The local and global objectives differ in:
- Prediction depth: Global tasks target deep latent representations; Local tasks use shallow and linearly projected features.
- Masking strategies: Global tasks use structured and correlated space masks (forcing predictions over large intervals); Local tasks use random unstructured masks.
This double objective pre-training improves the representation of characteristics with several scales, which makes Galileo generalizable through tasks and robust even with limited labels.
Data set and pre-training strategy
To ensure semantic and geographic diversity, the Galileo pre-training data set covers the entire globe, sampled via a clustering approach to maximize the variety of land coverage and geographic spread. The data set includes more than 127,000 spatio-temporal aligned samples, each comprising four categories and nine types of remote sensing data.
Pre-training occurs for 500 eras on large calculation resources. Key aspects:
- Lot size: Effective size of the 512 lot.
- Data increases: Sizes of rotation, rotation and variable patch.
- Optimization: Adamw with the programmed learning rate and the decrease in weight sweeps.


Reference results
Higher generalization
Galileo is compared 11 diversified data sets and 15 downstream tasksCovering the classification of chronological image and pixel series, as well as segmentation. More specifically, he dominates on public data sets such as Eurosat, Bidearthnet, SO2SAT, Mados (Marine Debris), SEN1FLods11 (Cartography of Sar), Cropharvest (Multimodal Cultures Classification) and many others.
Prime performance of Galileo-Base (vital base):
- Classification (finetune):
- Eurosat: 97.7% (TOP-1 precision, 100% training data)

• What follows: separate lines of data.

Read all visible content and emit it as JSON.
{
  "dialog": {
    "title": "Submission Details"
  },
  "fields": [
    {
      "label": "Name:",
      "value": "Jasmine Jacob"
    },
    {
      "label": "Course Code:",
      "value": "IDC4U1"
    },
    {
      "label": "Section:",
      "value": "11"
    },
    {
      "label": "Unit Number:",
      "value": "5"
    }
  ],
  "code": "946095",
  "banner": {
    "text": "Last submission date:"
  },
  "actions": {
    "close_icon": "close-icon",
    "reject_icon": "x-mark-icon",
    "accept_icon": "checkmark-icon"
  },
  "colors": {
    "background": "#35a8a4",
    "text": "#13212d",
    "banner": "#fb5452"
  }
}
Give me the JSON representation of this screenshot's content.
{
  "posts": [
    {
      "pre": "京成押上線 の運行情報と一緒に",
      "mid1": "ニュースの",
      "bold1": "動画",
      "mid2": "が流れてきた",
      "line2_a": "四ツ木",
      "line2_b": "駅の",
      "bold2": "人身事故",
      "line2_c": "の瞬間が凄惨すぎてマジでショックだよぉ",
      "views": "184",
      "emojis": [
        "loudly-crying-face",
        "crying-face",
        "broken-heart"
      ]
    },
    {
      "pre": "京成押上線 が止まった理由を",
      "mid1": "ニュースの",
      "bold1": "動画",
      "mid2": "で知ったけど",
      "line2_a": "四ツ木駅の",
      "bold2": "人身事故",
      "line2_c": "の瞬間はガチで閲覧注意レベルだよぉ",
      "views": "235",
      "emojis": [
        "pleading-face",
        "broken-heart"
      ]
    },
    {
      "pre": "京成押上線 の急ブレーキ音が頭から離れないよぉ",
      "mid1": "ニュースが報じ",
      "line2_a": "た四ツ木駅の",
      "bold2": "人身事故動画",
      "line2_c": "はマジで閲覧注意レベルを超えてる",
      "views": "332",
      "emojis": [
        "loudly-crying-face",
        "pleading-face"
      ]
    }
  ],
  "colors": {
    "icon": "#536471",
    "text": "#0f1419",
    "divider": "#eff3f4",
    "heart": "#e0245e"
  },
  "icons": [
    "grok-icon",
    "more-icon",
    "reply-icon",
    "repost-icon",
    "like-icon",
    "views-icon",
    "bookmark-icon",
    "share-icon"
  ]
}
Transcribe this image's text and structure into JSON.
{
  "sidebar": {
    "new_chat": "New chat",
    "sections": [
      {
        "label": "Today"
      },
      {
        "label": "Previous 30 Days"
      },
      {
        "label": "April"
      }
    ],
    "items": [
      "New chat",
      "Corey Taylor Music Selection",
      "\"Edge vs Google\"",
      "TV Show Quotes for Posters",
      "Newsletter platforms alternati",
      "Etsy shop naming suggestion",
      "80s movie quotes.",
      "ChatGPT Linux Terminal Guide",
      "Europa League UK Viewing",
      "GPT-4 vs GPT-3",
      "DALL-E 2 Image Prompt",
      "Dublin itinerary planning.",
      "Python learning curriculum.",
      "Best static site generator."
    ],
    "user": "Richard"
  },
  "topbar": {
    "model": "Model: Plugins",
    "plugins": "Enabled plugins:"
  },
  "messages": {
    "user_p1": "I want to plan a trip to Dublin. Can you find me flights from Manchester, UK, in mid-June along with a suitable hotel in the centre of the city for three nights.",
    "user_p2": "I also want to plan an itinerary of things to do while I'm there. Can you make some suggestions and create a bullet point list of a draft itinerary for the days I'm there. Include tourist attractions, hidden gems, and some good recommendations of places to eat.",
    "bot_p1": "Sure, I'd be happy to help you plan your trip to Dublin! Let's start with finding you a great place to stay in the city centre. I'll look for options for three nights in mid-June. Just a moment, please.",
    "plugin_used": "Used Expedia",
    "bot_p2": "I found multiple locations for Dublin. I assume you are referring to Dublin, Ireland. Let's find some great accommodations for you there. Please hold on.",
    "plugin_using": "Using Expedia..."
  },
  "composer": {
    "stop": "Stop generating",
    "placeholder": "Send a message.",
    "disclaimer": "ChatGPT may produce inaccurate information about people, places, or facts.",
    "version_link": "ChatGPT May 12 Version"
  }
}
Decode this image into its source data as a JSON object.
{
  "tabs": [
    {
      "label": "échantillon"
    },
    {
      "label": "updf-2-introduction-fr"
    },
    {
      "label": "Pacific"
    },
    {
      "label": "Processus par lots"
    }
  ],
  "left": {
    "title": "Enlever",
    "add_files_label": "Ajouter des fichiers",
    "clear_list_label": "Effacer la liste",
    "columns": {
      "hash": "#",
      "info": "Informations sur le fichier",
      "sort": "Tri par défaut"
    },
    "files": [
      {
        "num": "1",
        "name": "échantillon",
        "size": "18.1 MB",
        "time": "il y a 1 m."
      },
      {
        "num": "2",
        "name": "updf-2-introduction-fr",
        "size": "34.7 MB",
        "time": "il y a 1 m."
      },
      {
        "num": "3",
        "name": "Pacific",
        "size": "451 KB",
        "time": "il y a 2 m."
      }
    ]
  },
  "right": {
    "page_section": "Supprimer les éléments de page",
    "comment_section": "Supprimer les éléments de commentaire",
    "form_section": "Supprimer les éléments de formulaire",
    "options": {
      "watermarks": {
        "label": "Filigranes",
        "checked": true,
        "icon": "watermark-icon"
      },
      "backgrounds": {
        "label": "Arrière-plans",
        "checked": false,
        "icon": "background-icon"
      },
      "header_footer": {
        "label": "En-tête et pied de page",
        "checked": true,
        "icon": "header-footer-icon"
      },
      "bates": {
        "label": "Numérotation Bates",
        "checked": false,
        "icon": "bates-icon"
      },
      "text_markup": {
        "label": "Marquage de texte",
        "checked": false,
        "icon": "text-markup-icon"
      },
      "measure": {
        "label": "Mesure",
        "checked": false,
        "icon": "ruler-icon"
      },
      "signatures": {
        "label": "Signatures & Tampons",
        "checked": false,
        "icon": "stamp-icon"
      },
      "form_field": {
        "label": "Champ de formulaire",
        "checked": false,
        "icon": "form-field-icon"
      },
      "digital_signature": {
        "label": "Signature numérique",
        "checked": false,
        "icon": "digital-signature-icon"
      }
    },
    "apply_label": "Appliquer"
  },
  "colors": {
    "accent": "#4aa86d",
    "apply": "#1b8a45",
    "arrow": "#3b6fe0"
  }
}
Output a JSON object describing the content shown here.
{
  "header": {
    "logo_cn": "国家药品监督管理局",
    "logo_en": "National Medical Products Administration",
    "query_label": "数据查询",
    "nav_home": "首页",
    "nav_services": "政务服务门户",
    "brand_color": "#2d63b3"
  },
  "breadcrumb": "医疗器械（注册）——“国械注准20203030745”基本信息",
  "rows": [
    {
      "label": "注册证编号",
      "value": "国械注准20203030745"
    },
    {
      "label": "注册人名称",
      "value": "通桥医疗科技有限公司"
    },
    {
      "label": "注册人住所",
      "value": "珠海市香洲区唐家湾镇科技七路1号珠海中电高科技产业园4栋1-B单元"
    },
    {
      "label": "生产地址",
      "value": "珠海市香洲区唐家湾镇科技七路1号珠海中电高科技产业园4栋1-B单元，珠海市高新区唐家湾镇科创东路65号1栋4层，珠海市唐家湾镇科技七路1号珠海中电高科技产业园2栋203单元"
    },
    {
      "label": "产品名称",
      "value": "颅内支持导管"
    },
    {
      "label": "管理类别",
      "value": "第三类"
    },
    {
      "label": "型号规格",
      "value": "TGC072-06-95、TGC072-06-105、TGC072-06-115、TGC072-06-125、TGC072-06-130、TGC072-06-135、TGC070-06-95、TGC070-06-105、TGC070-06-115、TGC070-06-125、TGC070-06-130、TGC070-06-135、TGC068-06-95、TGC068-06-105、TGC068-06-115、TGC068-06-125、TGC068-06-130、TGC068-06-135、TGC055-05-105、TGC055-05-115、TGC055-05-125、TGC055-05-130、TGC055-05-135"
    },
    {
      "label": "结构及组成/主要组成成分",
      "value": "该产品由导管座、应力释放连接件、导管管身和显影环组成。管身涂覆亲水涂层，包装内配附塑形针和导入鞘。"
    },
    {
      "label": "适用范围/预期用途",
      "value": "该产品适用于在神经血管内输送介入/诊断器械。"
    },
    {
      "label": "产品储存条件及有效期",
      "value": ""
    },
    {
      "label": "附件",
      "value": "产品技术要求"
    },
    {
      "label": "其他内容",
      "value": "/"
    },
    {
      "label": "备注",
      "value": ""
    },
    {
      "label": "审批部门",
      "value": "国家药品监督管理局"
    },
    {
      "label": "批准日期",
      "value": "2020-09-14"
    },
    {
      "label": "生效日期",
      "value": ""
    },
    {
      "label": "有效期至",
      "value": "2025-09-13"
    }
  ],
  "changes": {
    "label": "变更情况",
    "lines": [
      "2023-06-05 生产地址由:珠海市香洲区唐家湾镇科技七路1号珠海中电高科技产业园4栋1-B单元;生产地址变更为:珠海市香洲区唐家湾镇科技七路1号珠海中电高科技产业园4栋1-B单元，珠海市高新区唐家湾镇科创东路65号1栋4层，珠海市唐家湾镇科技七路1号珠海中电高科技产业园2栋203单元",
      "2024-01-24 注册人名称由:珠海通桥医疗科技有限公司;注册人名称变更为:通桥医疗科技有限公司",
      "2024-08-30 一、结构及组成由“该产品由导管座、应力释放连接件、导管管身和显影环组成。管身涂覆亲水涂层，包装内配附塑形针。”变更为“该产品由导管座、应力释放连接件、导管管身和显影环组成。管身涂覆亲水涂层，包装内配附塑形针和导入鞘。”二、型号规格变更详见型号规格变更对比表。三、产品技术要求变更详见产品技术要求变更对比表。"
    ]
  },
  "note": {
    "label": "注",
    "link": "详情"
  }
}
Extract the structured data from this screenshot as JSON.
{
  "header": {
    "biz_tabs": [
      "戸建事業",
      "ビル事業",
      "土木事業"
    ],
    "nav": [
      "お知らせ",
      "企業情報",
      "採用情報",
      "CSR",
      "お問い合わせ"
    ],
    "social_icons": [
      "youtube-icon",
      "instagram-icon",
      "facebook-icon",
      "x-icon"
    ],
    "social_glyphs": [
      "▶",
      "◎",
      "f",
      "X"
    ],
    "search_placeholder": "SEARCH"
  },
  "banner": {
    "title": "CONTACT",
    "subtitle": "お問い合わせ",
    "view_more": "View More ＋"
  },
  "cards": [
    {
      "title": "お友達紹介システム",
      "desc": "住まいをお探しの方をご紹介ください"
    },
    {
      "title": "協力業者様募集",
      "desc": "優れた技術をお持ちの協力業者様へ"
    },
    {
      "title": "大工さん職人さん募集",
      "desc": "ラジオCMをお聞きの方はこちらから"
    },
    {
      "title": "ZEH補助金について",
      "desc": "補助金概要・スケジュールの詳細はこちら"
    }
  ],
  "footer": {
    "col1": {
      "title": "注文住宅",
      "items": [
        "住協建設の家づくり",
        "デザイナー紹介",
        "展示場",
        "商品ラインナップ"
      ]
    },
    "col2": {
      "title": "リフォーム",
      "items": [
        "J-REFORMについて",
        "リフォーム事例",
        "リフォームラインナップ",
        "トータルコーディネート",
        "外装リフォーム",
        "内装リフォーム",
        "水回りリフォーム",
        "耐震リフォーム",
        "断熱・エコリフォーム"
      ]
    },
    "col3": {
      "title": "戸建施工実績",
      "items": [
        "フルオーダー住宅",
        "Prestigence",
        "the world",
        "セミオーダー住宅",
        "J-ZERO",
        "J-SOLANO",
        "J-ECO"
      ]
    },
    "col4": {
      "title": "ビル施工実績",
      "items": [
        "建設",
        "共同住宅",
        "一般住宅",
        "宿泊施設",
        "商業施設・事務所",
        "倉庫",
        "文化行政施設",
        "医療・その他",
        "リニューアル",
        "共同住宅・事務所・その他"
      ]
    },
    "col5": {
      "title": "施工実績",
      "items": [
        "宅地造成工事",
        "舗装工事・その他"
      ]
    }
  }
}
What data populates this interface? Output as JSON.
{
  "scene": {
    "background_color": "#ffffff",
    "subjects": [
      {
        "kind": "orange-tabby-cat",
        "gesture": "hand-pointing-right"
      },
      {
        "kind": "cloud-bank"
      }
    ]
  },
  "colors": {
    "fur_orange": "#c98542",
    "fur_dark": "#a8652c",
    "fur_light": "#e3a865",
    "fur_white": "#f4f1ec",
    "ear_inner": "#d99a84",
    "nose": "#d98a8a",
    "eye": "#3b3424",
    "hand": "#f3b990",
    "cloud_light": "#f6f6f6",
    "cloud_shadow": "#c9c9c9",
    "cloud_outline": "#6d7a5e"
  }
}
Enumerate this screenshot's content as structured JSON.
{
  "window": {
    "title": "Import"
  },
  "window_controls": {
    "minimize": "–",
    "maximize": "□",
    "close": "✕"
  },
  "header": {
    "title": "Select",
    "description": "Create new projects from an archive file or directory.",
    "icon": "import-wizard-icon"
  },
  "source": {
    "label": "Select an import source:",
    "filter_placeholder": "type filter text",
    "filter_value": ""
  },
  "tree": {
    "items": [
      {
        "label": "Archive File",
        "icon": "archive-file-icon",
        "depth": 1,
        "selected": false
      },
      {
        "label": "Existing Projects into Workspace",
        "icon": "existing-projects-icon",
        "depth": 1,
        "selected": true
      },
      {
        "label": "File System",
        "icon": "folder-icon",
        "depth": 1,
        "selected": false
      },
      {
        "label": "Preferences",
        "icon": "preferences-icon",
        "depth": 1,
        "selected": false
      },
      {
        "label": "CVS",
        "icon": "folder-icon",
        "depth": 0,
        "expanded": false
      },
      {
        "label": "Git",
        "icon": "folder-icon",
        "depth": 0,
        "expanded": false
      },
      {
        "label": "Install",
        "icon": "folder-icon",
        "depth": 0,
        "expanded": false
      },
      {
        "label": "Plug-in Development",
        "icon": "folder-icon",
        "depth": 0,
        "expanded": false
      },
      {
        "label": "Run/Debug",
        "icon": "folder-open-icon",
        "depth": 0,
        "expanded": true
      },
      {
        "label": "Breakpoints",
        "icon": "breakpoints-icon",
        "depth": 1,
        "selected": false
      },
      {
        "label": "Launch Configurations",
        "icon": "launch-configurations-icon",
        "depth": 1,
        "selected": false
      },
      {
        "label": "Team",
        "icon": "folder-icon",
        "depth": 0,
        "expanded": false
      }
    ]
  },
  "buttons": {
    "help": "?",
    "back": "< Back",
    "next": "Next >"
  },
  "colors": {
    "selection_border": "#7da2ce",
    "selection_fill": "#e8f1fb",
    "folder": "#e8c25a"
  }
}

- Outperformal specialized models like CRAM (96.6%) and SATMAE (96.6%)
- Pixel Timeseries:
- Cropharvest (Kenya): 84.2% (Presto tops and anysat)
- Breizhcrops: 73.0%
- Segmentation (Miou):
- Mados: 67.6%
- Pastis: 79.4%
Flexibility of the model:
In all benchmarks, Galileo is the most efficient overall – by browsing both specialized competitors specializing in image and chronological series. In particular, small model variants (Vit-Nano, Vit-Tiny) also obtain higher or quasi-top results, essential for parameters related to resources.


Ablation and importance of entry
The abolition of any individual modality (for example, VIIRS Night Lights, ERA5, Dynamic World Maps) of pre-training leads to a measurable drop in performance, even on landmarks that do not directly use this type of entry. For example, the absence of VIIRS data reduces Mados Miou by 67.8% to 63.5%, demonstrating the value of the complete multimodality for the generalization of functionalities.
Open-source and real impact
- Open weight and code:
All codes, model weight and pre-training data are available on GithubPromote transparency and adoption by the World OE community. - Societal advantages:
Galileo supports the critical harvesting activities of NASA, such as global mapping of the types of cultures, rapid mapping of disasters (floods, forest fires) and detection of marine pollution. The capacity of the model to work with limited labeled data makes them particularly useful in regions where the truth on the ground is rare, supporting food security and climate adaptation efforts.
Technical summary table
Model | Parameters | Devoted tasks | Rang (lower = better) | Entry procedures |
---|---|---|---|---|
Galileo-Base | 85m | Images, chronological series | 1 (overall) | Optics, SAR, Time, etc. |
Sota specialist | varied | Usually 1 or 2 types | 3–10 | Limit |
Galileo-Base: performance and flexibility always higher than all the main EO references.
Conclusion
The methodological and engineering advances of Galileo – multimodal entries, a large -scale local -globale learning and on a large scale of pre -training on a global scale – establish a new standard for IA general remote sensing. Its flexibility underlies the practical deployments of environmental surveillance to climate resilience, offering reliable and high quality cards and predictions, regardless of the task or geography.
With open source access and active development, Galileo is positioned to catalyze a new wave of innovation in the science of the terrestrial system, which allows practitioners around the world.